Rambarat Paula, Erickson Tyler, Cyr Derek, Ward Jonathan, Hernandez Adrian, Morrow David, Starling Randall, Velazquez Eric, Zieroth Shelley, Williamson Kristin, Solomon Scott, Mentz Robert
Department of Medicine, Duke University School of Medicine, Durham, NC.
Duke Clinical Research Institute, Durham, NC.
Am Heart J. 2025 Oct;288:41-51. doi: 10.1016/j.ahj.2025.03.017. Epub 2025 Mar 31.
Sub-analyses of key trials suggest a preferential benefit for specific heart failure with preserved ejection fraction (HFpEF) therapies in women. This work investigated treatment effects between women and men in the PARAGLIDE-HF (Prospective comparison of ARNI with ARB Given following stabiLization In DEcompensated HFpEF) trial.
In this prespecified subgroup analysis, we examined outcomes according to sex in the PARAGLIDE-HF trial. The primary endpoint was time-average proportional change in amino terminal pro-B type natriuretic peptide (NT-proBNP) from baseline through Weeks 4 and 8. We also examined secondary outcomes and tolerability.

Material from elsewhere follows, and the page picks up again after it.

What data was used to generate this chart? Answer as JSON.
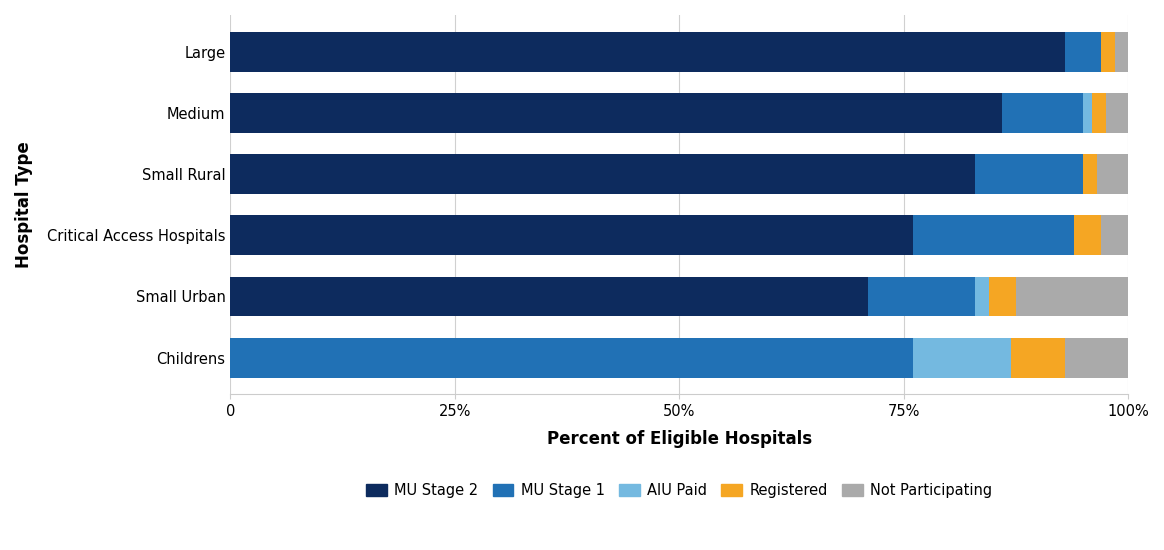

Overall, 242 women (52%) and 224 men (48%) were randomized. Women had significantly higher LVEF, worse renal function, and less comorbidities than men. In the overall population, the time-averaged reduction in NT-proBNP was significantly greater for sacubitril/valsartan (sac/val) than valsartan (ratio of change 0.85, 95% CI, 0.73-0.999). When examined according to sex, the time-averaged reduction in NT-proBNP was numerically greater with sac/val in both women (ratio of change = 0.86, 95% CI, 0.69-1.070) and men (ratio of change 0.84, 95% CI, 0.67-1.05) with no differential treatment effect (P interaction = .91). Similarly, the secondary hierarchical endpoint favored sac/val over valsartan in both women and men but was not statistically significant. Study drug dosage levels were similar across women and men and there were no sex-specific differences in the incidence of adverse events.

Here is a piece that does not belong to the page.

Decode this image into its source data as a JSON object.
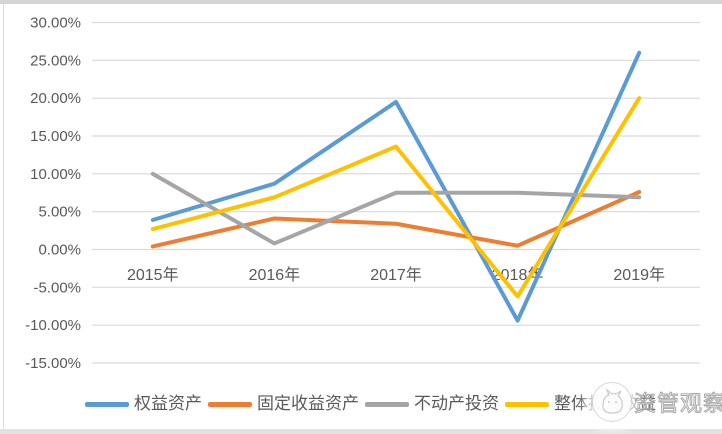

In patients with mildly reduced or preserved EF >40% and a recent worsening HF event, the efficacy, safety and tolerability of sac/val vs valsartan were similar in both women and men, suggesting consistent effects across appropriately selected patients regardless of sex. Future prospective studies are needed to further evaluate sex-specific differences in treatment response of HFpEF therapies.
Prospective comparison of ARNI with ARB Given following stabiLization In DEcompensated HFpEF; NCT03988634; https://www.
gov/study/NCT03988634.
关键试验的亚组分析表明,某些射血分数保留的心力衰竭(HFpEF)治疗方法对女性有更显著的益处。这项研究在PARAGLIDE-HF(失代偿性HFpEF稳定后ARNI与ARB的前瞻性比较)试验中调查了女性和男性之间的治疗效果。
在这项预先设定的亚组分析中,我们根据PARAGLIDE-HF试验中的性别来检查结果。主要终点是从基线到第4周和第8周氨基末端B型利钠肽原(NT-proBNP)的时间平均比例变化。我们还检查了次要结果和耐受性。
总体而言,242名女性(52%)和224名男性(48%)被随机分组。女性的左心室射血分数(LVEF)显著高于男性,肾功能较差,合并症较少。在总体人群中,沙库巴曲缬沙坦(sac/val)使NT-proBNP的时间平均降低幅度显著大于缬沙坦(变化率为0.85,95%CI为0.73-0.999)。按性别检查时,sac/val使女性(变化率=0.86,95%CI为0.69-1.070)和男性(变化率0.84,95%CI为0.67-1.05)的NT-proBNP时间平均降低幅度在数值上更大,但无差异治疗效果(P交互作用=0.91)。同样,次要分层终点在女性和男性中均有利于sac/val而非缬沙坦,但无统计学意义。男女之间的研究药物剂量水平相似,不良事件发生率也无性别差异。
在轻度降低或保留射血分数>40%且近期发生心力衰竭恶化事件的患者中,sac/val与缬沙坦相比,在疗效、安全性和耐受性方面在女性和男性中相似,这表明在适当选择的患者中,无论性别如何,效果一致。未来需要进行前瞻性研究,以进一步评估HFpEF治疗反应中的性别差异。